I'm happy for you that you have your answer and can now do what is necessary to help him (and the rest of you). I understand the frustrations early in your journey and not being able to consider that it may actually be autism since Jayden's issues are so much different. That's probably the biggest thing I've learned over the last 18 months -- every case of autism (anywhere on the spectrum) is totally unique -- no two kids are the same (as evidenced by my own kids). I hope the programs work well for Izzy and you will be able to homeschool him with the others soon.

Serial Mommy said...

Honestly, right now, we are happy to have him going to school. I knew when I walked in to that evaluation what I wanted the end result to be. When I asked what I expected would happen I looked at her and said "I expect that you'll tell me that he is autistic and that he qualifies for ***** (the special program, here deleted for safty sake)" She said "well, that's very concise. Would you consider a different classroom environment" I told her that it was the program or nothing.
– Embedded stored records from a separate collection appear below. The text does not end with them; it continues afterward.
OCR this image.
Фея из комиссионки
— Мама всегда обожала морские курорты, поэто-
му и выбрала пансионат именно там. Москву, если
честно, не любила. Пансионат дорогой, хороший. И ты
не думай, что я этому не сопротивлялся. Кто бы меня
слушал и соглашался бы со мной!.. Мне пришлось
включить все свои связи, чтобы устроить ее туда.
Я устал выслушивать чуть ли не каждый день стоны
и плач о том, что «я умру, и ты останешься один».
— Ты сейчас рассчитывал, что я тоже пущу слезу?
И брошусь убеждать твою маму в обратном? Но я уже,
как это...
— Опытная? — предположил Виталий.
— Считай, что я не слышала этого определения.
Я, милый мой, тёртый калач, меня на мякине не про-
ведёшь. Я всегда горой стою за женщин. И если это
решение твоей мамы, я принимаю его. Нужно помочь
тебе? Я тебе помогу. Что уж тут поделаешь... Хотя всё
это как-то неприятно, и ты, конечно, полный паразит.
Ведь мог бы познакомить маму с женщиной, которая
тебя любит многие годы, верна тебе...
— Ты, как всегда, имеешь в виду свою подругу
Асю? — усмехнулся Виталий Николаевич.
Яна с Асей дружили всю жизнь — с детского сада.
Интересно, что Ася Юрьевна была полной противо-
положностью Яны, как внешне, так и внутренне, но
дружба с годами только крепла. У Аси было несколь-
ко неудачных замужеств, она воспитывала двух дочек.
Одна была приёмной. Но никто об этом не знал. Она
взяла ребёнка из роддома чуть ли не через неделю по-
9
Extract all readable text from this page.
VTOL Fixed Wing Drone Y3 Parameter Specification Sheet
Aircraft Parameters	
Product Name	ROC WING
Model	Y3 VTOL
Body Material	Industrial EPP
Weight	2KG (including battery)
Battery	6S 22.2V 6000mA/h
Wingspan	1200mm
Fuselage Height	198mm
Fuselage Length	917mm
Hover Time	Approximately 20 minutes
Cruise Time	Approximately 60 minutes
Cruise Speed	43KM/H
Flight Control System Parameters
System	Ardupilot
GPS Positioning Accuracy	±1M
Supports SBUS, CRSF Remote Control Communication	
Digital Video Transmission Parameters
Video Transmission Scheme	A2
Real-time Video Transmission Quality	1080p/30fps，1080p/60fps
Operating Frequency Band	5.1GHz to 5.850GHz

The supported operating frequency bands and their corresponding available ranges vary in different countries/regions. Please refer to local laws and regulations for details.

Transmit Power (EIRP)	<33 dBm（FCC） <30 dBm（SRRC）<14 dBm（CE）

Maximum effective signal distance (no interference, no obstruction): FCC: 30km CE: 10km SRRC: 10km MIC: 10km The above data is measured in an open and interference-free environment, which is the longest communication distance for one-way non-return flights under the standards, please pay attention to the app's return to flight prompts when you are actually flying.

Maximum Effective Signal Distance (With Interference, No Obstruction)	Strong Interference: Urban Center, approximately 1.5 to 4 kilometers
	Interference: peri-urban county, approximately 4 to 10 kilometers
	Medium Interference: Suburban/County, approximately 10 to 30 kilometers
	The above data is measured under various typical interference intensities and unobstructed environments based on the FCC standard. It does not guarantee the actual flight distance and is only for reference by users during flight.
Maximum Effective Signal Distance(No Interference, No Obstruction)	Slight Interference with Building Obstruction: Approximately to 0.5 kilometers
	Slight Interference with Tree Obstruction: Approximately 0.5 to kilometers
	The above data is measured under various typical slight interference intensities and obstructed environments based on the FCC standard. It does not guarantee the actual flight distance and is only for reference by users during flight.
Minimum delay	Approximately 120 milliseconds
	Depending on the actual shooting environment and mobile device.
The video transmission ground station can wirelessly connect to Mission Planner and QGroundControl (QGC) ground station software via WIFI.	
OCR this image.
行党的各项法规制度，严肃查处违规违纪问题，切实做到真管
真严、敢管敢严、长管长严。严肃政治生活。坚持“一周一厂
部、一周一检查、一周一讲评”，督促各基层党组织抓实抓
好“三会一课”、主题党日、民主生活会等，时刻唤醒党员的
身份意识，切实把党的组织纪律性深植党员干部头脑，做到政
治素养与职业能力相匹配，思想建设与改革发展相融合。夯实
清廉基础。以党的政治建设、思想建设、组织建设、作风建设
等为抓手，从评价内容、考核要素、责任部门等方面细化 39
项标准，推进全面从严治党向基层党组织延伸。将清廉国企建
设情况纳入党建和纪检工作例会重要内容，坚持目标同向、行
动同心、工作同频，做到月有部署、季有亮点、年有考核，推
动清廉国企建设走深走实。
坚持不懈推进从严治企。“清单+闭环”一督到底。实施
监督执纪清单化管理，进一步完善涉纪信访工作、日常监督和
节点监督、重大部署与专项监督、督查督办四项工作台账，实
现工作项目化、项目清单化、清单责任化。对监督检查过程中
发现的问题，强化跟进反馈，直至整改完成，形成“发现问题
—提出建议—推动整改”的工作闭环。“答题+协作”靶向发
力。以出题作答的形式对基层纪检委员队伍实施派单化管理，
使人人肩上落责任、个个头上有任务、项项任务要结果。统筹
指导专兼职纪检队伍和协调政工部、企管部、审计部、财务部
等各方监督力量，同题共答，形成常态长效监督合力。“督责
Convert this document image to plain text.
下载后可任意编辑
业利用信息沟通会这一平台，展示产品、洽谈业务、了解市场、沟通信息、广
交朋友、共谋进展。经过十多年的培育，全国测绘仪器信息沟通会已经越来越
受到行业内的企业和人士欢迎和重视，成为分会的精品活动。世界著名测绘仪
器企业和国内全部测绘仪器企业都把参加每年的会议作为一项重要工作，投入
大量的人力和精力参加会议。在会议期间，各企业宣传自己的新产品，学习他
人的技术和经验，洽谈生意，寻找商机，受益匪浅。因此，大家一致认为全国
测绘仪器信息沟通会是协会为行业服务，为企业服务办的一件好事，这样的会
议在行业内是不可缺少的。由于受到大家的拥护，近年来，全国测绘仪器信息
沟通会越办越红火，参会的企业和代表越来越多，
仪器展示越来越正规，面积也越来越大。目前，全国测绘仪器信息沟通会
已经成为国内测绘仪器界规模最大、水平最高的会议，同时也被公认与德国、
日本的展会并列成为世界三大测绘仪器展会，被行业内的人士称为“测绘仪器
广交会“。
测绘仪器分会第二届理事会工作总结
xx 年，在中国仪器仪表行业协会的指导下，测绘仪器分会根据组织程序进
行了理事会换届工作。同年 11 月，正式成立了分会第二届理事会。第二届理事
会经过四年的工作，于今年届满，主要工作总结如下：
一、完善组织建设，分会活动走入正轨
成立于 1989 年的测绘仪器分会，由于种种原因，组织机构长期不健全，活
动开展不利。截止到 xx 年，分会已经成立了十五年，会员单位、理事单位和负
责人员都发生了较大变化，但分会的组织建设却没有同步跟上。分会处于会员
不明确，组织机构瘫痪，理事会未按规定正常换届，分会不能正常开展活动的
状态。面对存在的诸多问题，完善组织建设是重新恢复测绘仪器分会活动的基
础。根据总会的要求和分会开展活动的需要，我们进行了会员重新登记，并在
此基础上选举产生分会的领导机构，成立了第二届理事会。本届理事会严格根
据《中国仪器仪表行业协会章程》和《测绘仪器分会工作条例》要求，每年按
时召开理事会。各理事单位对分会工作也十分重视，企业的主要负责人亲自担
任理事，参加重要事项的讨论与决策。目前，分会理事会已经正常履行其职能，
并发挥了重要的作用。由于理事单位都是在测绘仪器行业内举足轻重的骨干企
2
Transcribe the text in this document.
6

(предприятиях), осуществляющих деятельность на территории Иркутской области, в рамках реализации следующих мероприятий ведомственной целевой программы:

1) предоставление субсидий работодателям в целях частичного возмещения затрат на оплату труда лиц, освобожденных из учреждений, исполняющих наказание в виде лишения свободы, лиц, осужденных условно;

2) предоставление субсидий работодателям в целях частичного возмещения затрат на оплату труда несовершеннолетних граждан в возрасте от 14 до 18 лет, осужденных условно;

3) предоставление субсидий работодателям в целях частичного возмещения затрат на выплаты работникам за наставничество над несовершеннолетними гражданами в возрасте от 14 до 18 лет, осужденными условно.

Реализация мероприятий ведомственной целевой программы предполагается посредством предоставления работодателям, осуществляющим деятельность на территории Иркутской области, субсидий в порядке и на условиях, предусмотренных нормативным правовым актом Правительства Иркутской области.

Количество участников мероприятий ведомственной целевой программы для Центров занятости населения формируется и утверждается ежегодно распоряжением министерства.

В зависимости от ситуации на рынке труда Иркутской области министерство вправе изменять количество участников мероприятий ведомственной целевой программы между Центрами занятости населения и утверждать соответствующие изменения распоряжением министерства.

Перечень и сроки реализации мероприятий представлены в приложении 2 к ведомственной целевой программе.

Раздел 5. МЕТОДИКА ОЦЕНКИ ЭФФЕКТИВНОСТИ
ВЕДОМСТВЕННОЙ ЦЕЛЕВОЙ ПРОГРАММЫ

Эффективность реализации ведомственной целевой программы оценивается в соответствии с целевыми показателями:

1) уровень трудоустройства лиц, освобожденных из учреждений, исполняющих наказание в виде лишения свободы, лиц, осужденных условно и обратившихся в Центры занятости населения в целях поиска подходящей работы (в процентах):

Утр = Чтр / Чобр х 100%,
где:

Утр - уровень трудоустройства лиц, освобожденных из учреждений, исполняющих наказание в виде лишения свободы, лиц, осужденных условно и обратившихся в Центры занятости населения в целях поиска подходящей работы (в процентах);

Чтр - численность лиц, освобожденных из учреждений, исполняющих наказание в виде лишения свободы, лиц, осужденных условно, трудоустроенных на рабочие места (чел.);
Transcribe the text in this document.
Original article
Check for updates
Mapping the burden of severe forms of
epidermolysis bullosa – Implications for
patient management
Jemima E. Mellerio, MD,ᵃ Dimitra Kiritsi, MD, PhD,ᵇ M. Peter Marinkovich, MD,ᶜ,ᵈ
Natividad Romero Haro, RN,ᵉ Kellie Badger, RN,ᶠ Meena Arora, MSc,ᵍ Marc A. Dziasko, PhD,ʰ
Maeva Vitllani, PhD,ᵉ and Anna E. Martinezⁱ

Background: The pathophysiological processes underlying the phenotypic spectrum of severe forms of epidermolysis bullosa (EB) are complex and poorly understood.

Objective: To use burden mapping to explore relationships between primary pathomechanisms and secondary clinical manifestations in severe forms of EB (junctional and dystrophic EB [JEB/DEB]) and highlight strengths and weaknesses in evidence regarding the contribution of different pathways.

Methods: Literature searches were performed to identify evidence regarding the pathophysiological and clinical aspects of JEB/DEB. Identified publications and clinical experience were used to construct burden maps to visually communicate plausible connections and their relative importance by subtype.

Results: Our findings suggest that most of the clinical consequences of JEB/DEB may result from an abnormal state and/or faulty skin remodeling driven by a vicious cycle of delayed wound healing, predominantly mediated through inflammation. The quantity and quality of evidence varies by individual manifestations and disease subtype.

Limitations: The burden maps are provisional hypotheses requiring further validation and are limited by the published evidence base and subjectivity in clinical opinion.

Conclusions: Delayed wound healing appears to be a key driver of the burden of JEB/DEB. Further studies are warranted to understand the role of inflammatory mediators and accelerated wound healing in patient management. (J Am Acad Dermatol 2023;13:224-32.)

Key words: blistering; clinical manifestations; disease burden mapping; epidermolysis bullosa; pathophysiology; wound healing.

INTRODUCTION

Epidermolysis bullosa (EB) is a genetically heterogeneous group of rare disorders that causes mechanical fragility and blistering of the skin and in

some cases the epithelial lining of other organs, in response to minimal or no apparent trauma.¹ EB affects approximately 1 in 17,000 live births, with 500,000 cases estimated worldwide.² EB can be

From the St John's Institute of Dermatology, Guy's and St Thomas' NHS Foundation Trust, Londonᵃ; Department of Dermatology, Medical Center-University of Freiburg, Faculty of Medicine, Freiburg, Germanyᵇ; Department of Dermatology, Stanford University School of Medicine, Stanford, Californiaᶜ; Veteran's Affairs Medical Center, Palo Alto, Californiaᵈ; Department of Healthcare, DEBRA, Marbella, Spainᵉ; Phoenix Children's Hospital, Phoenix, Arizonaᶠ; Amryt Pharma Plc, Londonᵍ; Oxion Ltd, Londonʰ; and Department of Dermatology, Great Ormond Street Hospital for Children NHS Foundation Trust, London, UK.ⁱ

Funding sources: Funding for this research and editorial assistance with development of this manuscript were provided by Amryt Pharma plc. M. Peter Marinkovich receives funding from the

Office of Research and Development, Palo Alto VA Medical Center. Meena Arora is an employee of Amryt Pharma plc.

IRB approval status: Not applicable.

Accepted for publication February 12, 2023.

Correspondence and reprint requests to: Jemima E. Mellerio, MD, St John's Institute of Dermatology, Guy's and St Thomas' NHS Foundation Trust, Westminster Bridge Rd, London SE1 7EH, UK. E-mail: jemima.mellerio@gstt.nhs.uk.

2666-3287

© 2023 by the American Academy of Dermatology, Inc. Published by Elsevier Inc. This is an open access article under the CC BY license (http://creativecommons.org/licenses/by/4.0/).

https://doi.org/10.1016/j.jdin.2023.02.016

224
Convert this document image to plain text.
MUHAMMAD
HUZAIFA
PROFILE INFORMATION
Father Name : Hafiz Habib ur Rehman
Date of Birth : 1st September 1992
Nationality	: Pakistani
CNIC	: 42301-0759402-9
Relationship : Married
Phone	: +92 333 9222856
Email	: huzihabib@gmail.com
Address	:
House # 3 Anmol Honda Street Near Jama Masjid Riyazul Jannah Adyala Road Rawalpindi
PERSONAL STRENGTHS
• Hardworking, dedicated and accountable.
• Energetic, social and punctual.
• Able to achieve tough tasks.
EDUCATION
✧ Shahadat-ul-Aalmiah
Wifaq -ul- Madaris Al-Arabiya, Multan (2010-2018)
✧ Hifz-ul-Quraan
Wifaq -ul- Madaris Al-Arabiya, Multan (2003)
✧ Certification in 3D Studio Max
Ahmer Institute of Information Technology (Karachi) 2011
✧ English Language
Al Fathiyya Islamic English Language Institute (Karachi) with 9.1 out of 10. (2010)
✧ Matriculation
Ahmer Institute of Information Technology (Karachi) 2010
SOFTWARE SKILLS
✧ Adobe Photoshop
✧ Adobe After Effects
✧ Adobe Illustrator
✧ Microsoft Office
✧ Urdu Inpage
I know my kid and we tried the classroom for a day and I could tell then that it wasn't going to work out. I know that with him gone in the afternoons the other two will be better able to focus on their own work, and working together, and I will be able to work (play) with the twins without Izzy getting jealous and getting in the middle of it. Right now, we really do need him in school, for all of our sake. He's just become more than what we know to do with.

Jenn @ Juggling Life said...

It sounds like you are very sure of what you want done for him--that seems like a good thing. It's much better to have a label and help rather than no label and no help.